Marzoug, la storia del pescatore di migranti, per dare loro degna sepoltura.

La Stampa
Il tunisino ha passato gli ultimi dieci anni a portare a bordo della sua imbarcazione i morti nel Mediterraneo. Il gruppo della Sinistra unitaria (Gue) ha voluto far conoscere all’Europa il diretto interessato a Strasburgo.


Chamssedine Marzoug
Il pescatore lo fa dal 1987, da quanto aveva vent’anni esatti. Gli ultimi dieci, di anni, li ha passati a portare a bordo della sua imbarcazione i morti nel Mediterraneo. Chamssedine Marzoug è il tunisino tristemente noto per essere il pescatore dei migranti. Un volto come tanti, la storia non comune di un uomo che il gruppo della Sinistra unitaria (Gue) ha voluto far conoscere all’Europa invitando il diretto interessato a Strasburgo. Un modo per denunciare l’orrore e il lato più doloroso di un fenomeno, quello migratorio, cui gli Stati membri dell’Ue rispondono con muri e indifferenza. La presenza di Marzoug è l’occasione per tornare a chiedere all’Europa degli Stati di cambiare approccio.

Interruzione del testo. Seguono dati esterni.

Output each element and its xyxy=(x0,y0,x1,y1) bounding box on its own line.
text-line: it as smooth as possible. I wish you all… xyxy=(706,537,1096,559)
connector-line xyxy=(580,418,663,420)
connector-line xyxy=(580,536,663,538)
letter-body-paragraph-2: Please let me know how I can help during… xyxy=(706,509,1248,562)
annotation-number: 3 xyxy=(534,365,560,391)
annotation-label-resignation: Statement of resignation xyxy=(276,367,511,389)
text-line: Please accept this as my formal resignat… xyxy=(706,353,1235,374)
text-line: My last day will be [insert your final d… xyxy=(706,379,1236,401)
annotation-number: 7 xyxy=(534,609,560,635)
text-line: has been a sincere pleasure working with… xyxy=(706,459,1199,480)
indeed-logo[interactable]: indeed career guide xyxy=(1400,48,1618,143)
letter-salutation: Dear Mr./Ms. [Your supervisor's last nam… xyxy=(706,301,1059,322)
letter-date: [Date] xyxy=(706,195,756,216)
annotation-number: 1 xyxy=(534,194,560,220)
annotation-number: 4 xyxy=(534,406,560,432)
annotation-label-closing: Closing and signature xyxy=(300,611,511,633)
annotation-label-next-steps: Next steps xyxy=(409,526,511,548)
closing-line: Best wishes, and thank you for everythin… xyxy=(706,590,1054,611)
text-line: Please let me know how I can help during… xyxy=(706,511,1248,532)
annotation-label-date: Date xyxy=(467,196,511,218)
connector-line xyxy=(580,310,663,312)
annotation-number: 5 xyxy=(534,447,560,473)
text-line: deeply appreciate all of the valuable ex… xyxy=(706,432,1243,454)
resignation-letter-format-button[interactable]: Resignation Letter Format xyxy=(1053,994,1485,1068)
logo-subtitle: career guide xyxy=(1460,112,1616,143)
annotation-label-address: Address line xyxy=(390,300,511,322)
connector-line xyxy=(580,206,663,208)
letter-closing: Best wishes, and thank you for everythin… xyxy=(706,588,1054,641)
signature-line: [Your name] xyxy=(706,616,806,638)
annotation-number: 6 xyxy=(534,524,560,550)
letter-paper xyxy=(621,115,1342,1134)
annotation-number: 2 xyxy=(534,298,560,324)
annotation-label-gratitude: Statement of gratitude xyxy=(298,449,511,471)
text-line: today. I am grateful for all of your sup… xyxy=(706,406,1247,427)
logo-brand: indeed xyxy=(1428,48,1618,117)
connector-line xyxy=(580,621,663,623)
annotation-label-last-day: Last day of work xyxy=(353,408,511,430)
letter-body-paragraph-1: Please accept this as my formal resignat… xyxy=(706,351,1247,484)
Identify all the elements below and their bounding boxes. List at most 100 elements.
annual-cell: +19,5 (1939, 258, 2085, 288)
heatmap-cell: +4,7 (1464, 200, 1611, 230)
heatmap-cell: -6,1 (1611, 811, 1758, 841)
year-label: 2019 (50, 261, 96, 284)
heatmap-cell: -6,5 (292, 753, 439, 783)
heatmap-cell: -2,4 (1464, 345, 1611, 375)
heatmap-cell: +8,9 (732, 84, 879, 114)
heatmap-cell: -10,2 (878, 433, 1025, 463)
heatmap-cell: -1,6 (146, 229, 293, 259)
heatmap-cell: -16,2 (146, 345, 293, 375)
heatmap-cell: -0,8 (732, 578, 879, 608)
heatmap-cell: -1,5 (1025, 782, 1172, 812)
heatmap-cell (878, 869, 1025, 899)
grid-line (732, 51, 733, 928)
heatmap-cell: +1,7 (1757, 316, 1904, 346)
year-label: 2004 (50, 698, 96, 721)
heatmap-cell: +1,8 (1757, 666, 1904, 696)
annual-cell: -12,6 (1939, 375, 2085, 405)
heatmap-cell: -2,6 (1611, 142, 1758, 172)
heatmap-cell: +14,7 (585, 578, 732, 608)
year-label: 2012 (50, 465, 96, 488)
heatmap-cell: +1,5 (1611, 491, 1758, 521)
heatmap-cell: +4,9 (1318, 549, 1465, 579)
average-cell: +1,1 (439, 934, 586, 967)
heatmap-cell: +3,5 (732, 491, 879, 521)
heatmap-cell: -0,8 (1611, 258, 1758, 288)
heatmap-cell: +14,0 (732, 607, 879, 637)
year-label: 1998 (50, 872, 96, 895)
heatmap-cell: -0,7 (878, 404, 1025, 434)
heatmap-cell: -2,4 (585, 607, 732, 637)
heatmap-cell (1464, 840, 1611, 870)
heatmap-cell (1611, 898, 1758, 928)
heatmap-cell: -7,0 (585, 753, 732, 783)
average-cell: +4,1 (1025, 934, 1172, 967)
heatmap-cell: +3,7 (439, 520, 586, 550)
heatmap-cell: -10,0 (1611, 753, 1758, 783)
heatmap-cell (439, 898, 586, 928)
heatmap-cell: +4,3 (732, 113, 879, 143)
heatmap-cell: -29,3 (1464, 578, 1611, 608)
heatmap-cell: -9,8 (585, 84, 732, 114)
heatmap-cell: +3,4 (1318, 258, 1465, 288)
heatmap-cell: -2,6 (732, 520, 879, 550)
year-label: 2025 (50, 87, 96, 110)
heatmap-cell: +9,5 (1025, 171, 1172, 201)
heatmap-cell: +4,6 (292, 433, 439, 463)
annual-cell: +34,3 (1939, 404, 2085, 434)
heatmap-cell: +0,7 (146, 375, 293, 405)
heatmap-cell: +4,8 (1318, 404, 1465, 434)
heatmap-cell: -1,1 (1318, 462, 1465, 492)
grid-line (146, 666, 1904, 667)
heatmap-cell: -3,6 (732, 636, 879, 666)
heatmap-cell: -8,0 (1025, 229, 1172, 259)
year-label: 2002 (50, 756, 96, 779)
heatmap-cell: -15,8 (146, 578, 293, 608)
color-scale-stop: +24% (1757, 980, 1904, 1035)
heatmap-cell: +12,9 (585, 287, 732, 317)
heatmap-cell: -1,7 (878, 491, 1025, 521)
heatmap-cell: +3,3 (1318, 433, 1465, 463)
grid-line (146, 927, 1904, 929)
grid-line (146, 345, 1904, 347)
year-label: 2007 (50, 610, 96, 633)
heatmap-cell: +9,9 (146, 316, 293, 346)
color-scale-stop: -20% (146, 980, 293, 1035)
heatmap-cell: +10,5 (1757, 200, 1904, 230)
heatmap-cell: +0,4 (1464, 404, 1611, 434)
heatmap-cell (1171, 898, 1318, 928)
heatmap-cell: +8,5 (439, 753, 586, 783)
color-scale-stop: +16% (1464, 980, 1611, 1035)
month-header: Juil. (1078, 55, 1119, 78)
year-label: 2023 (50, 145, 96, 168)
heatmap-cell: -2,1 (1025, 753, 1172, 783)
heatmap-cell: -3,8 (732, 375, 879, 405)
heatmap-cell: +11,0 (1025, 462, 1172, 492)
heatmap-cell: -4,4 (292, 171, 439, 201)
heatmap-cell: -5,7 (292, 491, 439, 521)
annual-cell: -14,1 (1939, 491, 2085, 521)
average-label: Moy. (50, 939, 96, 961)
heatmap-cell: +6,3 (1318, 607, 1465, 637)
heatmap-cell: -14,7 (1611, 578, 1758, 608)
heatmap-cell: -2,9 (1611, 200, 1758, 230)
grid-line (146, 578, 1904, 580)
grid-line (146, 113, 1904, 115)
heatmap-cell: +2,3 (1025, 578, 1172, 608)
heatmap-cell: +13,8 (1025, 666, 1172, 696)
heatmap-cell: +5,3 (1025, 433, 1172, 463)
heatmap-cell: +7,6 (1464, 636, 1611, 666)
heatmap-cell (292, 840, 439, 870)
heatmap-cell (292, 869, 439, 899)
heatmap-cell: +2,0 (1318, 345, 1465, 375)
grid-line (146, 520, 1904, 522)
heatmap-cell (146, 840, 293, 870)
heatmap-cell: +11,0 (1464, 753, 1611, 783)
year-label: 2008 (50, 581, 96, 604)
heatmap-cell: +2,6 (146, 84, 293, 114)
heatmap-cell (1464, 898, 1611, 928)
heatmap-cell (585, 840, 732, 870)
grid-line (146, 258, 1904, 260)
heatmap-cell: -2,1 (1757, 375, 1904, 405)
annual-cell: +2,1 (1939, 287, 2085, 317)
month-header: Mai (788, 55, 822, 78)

Marzoug salpa ogni giorno da Zarzis, in Tunisia. Ma non per cercare pesci, o almeno non più solo quelli. «Coopero nel recupero dei corpi in mare a livello volontario», racconta. È lui, assieme agli operatori delle associazioni, a sostituirsi alla Guardia costiera quando questa non può. «A volte il mare è grosso» e le navi non possono uscire, oppure le motovedette sono impegnate in altre attività. «Quando non sono disponibili siamo noi a fare il lavoro». Con tutto ciò che ne deriva. «Le nostre barche sono state intercettate dalle milizie libiche, prese in ostaggio con riscatti da 50 mila euro, 5 anni di lavoro per noi». Ma questo non ferma le associazioni e i volontari come Marzoug.

In dieci anni Chamssedine Marzoug ha riportato a terra oltre 400 corpi, più di sessanta solo lo scorso anno. Le cose sembrano andare meglio nel 2018: da inizio anno sono stati recuperati sei corpi. È lui a pulirli e seppellirli nel cimitero degli sconosciuti. «Adesso però non c’è più posto, e chiediamo di avere un nuovo luogo di sepoltura».
Richieste che non dovrebbero avere ragion d’essere, ma che la realtà dei fatti impone.

Nel canale che costeggia la sede del Parlamento di Strasburgo Marzoug e la Gue hanno offerto una rappresentazione della sua attività quotidiana. Sagome bianche galleggianti a forma d’uomo sono state messe in acqua, mentre un manichino è stato deposto sulla banchina, per poter riprodurre il recupero del corpo, il suo lavaggio e la sua pulizia, e la successiva chiusura in bare su cui non viene impresso un nome ma un numero. Quando ci sono bare, perché i corpi quasi sempre finiscono nei ‘body bag’, i sacchi mortuari. È stato inscenato anche il corteo funebre, con la finta bara trasportata a spalla dal canale all’ingresso del Parlamento europeo.

«Io non faccio distinzione di religione, né guardo il colore delle pelle», sottolinea il pescatore di migranti. «Seppellisco tutti. La vita ha già rifiutato queste persone, non possiamo rifiutarle anche da morte». È il massimo che può fare. «E’ il mondo deve dare risposte».

La Tunisia, dove si contano 10 milioni di abitanti, ha accolto finora un milione di rifugiati solo dalla Libia, tanti quanti hanno attraversato il Mediterraneo nel 2015. L’Ue, che di persone ne conta mezzo miliardo, fa di tutto per evitare di farsi carico di un decimo di quello che ospita la Tunisia. La presenza di Chamssedine Marzoug a Strasburgo serve anche a questo, a ricordare le vergogne di un’Europa che fin qui ha fatto poco. «Basta morti in mare», recita uno striscione della Gue esposto per l’occasione. È quello che dice anche Marzoug. «Non ce la facciamo più a vedere cadaveri in mare».